To use AngularJS with Google Cloud Video Intelligence for video content analysis, you would typically follow these general steps:
Set up a Google Cloud project: If you haven't already, create a Google Cloud Platform (GCP) project and enable the Video Intelligence API.
Enable billing and APIs: Enable billing for your project and make sure the Video Intelligence API is enabled in the GCP Console.
Get API credentials: Obtain the necessary API credentials (API key or service account key) to authenticate your application with the Video Intelligence API.
Install necessary packages: In your AngularJS project, you might need to install certain packages or dependencies to handle API requests. For example, you might use angular-resource
for making HTTP requests.
Write AngularJS code: Write AngularJS code to interact with the Video Intelligence API. This might involve creating services or factories to handle API requests, parsing responses, and updating the UI accordingly.
Integrate with Video Intelligence API: Use AngularJS's $http
service or other relevant methods to send requests to the Video Intelligence API endpoints. You'll typically send video files to the API for analysis and receive analysis results in response.

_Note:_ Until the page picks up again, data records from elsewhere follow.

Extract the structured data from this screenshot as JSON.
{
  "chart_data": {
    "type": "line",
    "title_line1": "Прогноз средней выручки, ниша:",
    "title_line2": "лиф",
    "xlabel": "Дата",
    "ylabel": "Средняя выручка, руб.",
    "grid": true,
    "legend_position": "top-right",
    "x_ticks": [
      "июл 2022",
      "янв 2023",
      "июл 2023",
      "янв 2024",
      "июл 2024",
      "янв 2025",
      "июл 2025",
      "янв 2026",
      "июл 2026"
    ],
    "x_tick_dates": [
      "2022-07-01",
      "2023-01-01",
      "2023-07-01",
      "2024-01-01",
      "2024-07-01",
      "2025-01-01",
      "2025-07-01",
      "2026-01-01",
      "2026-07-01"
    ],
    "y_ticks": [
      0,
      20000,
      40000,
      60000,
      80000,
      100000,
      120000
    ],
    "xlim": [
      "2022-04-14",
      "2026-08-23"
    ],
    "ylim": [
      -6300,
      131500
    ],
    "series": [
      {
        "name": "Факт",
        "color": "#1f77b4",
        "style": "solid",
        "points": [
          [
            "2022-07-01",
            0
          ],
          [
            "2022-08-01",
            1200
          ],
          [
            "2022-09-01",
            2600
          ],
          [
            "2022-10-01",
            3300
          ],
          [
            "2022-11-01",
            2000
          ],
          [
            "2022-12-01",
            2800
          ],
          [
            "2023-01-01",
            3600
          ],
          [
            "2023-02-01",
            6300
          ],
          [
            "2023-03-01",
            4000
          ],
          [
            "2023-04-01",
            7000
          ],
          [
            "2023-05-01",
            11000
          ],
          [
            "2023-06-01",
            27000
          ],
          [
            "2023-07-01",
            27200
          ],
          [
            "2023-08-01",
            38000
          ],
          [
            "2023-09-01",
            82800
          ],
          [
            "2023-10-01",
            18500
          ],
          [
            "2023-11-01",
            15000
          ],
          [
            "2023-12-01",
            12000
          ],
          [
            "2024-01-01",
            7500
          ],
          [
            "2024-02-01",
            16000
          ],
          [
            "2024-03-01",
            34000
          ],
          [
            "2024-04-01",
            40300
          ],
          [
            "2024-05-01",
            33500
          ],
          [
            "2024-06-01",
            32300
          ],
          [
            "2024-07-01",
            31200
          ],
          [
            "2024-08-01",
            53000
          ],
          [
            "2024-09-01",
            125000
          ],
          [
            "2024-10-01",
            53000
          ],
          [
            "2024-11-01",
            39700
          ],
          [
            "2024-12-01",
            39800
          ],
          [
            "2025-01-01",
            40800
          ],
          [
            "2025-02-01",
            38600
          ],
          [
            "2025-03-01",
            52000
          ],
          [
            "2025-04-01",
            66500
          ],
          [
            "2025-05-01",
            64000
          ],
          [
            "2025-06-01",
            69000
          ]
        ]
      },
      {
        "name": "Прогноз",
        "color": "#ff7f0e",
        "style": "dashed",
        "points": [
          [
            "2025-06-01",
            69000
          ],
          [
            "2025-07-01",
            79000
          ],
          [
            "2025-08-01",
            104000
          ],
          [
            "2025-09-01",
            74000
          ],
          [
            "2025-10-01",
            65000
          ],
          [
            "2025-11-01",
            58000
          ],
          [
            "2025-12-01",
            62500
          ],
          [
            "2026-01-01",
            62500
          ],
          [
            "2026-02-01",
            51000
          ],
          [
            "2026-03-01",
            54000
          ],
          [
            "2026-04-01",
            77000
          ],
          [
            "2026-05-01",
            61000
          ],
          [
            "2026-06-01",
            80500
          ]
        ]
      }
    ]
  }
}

Display results in your AngularJS application: Once you receive analysis results from the API, you can display them in your AngularJS application's UI. This might involve updating data bindings, showing video thumbnails, displaying labels or annotations, etc.
Here's a very basic example of how you might integrate AngularJS with the Video Intelligence API:
javascript// AngularJS controller
angular.module('videoAnalysisApp', [])
.controller('VideoAnalysisController', function($scope, $http) {
$scope.analyzeVideo = function() {
var videoFile = $scope.videoFile; // Assuming you have a file input in your HTML
var apiUrl = 'https://videointelligence.googleapis.com/v1/videos:annotate?key=YOUR_API_KEY';
var requestData = {
inputContent: videoFile, // Assuming you're sending the file content directly
features: ['LABEL_DETECTION'] // Example feature, you can add more as needed
};
$http.post(apiUrl, requestData)
.then(function(response) {
// Handle successful response
$scope.analysisResults = response.data;
})
.catch(function(error) {
// Handle error
console.error('Error analyzing video:', error);
});
};
});
In this example, analyzeVideo()
is a function that gets called when the user wants to analyze a video. It sends a POST request to the Video Intelligence API endpoint with the video file and requested features, then updates the $scope.analysisResults
variable with the API response, which you can then display in your HTML.
Remember to replace 'YOUR_API_KEY'
with your actual API key, and adjust the code according to your specific requirements and the structure of your AngularJS application.